The second notable attribute of this painting is Hondius' decision to turn his attention away from the substantial architecture of the city on dry land. Its details are perfunctory, the buildings as intangible as stage scenery with windows reduced to minimal vertical rhythms. The real London – by then on the verge of becoming the largest city in western Europe – appears featureless and deserted while the 'alternative world' of transient fragile structures, upon he lavishes attention, acquires the illusion of permanence as crowds of people circulate purposefully round them.
The density of the ice was naturally a concern for everyone who descended the riverbank, having first paid his or her fare for admission to a ferryman, to step onto the river's frozen surface. Although the ice is never thought to have exceeded a robust 11 inches in thickness, Hondius applies artistic licence to his depiction, piling grander blocks in the right foreground, perhaps intentionally recalling his painting of The Frozen Thames Looking Eastwards towards Old London Bridge.
Completed in 1677, when the Thames also froze, the picture conveyed a quite different vision of the river – a polar wasteland dwarfing men and animals as they clamber over giant cubes of sea ice under a bold and threatening sky.
The frozen river, for its brief duration, may even have simplified travel through the chaotic medieval city. The Tudor lawyer Edward Hall reported in his chronicle that Henry VIII and Queen Jane Seymour rode across the river's surface to Greenwich in 1536, while tradition has it that Elizabeth I frequently took to the ice. Charles II was reputedly keen on visiting the fair. One Victorian biographer of London alleged the king joined in a fox hunt on the Thames, and a French traveller present in London at the time stated that on one occasion Charles passed a whole night upon the ice.
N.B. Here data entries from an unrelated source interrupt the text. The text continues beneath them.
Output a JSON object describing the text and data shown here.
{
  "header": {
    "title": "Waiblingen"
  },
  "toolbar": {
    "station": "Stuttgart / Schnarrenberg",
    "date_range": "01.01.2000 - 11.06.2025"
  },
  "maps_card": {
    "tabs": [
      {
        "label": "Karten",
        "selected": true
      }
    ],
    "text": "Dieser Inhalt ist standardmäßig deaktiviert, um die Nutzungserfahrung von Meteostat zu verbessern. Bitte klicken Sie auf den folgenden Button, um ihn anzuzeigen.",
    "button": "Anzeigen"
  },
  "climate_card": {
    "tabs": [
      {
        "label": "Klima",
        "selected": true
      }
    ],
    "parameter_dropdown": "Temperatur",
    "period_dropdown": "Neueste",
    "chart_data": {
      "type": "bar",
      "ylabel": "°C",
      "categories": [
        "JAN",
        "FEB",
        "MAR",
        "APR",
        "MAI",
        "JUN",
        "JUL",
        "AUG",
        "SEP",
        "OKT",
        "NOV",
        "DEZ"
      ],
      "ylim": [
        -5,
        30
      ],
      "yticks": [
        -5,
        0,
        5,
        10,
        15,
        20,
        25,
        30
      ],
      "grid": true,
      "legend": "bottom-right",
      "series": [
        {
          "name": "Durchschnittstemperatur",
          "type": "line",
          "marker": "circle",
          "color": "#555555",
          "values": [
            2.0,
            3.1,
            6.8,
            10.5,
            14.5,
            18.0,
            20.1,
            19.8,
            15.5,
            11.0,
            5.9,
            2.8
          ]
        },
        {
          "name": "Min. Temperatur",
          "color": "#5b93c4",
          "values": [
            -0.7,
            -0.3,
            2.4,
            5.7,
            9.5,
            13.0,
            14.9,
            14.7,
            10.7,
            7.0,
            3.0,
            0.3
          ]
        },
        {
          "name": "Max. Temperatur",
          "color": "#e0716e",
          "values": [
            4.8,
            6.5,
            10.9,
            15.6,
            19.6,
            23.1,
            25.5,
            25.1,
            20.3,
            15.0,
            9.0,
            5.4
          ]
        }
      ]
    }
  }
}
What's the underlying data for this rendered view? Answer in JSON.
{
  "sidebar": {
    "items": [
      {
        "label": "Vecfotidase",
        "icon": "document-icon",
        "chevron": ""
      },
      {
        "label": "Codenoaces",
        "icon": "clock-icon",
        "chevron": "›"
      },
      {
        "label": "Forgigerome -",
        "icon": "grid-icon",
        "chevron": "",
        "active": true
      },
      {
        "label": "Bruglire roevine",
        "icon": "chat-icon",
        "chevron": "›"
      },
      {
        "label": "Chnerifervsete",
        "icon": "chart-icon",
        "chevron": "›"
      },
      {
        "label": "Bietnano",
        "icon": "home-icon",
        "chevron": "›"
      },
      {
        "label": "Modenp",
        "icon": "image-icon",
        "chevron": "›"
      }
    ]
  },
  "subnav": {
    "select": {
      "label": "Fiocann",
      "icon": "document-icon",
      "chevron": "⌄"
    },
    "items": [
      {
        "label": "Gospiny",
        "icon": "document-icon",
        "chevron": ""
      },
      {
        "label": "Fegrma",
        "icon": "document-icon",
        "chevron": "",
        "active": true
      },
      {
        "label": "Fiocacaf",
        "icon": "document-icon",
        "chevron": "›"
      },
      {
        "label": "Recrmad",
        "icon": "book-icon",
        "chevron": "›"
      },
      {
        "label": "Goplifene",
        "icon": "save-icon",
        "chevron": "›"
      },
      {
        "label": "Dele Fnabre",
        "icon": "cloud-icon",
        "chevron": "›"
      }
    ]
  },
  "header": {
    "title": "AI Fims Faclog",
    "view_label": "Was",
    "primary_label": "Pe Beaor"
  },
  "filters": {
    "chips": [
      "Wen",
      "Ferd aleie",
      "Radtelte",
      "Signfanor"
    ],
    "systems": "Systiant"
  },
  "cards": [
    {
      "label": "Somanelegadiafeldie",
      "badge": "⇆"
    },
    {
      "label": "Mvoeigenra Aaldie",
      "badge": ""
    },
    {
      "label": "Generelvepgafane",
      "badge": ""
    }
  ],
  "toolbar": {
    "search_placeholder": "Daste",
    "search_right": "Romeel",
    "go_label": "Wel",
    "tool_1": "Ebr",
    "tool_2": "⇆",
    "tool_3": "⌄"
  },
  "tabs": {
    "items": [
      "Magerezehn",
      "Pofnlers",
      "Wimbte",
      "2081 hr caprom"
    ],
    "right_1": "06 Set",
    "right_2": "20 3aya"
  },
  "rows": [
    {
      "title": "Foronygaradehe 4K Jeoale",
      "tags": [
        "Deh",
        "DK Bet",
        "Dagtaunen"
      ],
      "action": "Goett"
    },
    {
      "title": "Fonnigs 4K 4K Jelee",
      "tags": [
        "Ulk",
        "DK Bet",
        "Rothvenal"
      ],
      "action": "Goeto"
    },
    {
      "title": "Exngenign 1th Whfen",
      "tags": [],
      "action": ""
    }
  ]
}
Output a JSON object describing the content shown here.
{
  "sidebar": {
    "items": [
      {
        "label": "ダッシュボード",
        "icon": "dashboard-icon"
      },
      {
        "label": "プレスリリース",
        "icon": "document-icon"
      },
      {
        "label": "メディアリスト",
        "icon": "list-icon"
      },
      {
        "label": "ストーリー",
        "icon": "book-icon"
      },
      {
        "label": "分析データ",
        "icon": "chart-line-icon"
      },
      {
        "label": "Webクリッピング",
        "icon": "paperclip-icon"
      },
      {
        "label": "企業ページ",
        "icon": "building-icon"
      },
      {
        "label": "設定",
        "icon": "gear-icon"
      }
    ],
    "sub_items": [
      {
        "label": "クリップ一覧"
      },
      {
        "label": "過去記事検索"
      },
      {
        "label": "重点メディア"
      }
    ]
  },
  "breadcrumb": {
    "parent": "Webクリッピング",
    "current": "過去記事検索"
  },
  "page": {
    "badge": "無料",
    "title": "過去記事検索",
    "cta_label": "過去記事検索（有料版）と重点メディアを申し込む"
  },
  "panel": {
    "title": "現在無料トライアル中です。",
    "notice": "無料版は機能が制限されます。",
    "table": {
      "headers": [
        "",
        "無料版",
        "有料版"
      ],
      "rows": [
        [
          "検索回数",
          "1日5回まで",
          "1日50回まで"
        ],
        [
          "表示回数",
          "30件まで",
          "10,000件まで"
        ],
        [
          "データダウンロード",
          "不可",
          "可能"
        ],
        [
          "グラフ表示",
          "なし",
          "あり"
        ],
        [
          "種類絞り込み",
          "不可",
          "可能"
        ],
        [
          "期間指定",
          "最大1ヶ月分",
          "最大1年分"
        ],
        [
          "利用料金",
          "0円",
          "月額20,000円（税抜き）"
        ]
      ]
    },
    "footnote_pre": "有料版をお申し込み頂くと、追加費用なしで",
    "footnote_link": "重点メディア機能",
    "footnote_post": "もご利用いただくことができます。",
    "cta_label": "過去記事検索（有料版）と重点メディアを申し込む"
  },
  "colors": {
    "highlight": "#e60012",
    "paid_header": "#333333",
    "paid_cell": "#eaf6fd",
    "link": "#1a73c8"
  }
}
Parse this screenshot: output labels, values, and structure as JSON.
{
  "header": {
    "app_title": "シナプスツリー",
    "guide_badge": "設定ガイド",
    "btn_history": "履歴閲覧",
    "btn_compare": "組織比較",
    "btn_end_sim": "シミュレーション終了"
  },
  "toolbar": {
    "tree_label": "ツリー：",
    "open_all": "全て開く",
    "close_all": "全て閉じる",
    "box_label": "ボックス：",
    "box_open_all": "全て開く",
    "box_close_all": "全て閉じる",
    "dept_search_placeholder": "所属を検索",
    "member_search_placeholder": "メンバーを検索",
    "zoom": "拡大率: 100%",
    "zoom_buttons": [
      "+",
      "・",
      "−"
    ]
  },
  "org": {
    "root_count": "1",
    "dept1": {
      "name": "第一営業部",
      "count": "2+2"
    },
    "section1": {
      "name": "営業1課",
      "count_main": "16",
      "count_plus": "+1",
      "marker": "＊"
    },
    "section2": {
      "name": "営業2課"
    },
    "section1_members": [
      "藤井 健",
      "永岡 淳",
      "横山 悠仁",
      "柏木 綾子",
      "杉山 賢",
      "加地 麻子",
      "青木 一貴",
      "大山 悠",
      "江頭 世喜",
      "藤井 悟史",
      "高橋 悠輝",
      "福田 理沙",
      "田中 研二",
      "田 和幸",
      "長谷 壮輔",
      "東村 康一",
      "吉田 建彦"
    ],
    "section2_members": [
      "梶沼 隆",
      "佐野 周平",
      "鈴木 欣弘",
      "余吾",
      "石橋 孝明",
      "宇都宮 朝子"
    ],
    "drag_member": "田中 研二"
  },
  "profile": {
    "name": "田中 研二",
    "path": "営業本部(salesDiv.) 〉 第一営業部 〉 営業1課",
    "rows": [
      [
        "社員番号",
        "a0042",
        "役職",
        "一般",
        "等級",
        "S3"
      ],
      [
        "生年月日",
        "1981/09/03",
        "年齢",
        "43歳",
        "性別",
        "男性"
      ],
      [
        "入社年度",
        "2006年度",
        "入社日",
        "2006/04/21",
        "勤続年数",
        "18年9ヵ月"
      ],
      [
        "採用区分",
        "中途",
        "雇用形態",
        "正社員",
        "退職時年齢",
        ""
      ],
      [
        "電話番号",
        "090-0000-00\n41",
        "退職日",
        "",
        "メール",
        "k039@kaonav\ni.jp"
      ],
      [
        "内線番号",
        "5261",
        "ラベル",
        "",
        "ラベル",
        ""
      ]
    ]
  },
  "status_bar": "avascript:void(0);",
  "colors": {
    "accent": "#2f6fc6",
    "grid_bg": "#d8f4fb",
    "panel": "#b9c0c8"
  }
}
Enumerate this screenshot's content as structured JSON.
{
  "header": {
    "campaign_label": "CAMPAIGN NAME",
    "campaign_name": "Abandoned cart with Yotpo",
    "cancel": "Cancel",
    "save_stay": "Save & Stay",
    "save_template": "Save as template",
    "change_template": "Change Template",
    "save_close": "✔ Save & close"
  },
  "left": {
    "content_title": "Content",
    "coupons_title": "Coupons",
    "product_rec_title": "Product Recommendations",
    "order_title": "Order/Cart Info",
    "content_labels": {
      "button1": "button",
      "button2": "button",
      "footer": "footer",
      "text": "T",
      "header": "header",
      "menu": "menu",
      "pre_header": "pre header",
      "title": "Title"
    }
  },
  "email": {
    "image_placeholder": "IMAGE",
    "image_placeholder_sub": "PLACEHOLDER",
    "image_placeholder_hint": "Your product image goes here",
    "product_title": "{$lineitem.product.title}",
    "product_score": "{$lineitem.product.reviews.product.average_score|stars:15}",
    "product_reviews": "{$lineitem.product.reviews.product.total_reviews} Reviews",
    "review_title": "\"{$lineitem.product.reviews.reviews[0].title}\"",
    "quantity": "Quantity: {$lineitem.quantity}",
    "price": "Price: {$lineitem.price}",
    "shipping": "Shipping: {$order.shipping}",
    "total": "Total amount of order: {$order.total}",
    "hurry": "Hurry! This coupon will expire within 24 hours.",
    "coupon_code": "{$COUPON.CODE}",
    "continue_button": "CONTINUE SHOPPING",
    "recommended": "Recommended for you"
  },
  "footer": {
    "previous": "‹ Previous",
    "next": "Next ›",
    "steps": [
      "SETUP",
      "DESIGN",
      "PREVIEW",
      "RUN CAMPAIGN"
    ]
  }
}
The monarch may have been attracted to particular stalls, such as the printing presses set up on the ice where, according to Evelyn, 'the people and ladies took a fancy to have their names... and the day and year set down when printed on the Thames; this humor took so universally that it was estimated the printed gained £5 a day, for printing a line only'. On 31st January 1684, the printer G. Croom signed a decorative card he produced naming members of the royal family. Perhaps Charles bought one, a possibility that appealed to Henry Gillard Glindoni, an artist who specialised in depicting historical dramas, because he depicted the king with his entourage at the fair flamboyantly perusing a sheet pulled from a nearby press.
Unlike Hondius, the painter of this scene was not a contemporary of the event. Glindoni made the painting in 1900, demonstrating a delight in ornate and colourful costumes from bygone eras that probably exceeded strict period accuracy. Even the name by which he was known to the Royal Academy and other London institutions where he regularly exhibited after 1872 was embellished with an exotic flourish: Glindoni had been begun life as Henry Glindon not far from the Thames at Kennington.
By then the frost fair had been consigned to history. The last fair closed in 1814 when the river ice thawed after four days in early February. The demolition of Old London Bridge in 1834 and its replacement by a new structure with fewer piers and wider arches meant that the Thames flowed freely in winter.
Then, with the embankment of the north and south banks through central London in the 1860s, the tidal river became deeper and narrower, eliminating the risk of a future Great Frost. Perhaps that accounts for the wistful mood pervading The Frozen Thames in which Victorian artist Walter Greaves, himself a Chelsea boatman devoted to the Thames, shows two snow-dusted boats beached on a bed of ice beside the flowing river. An elegy, of sorts, for former grandeur.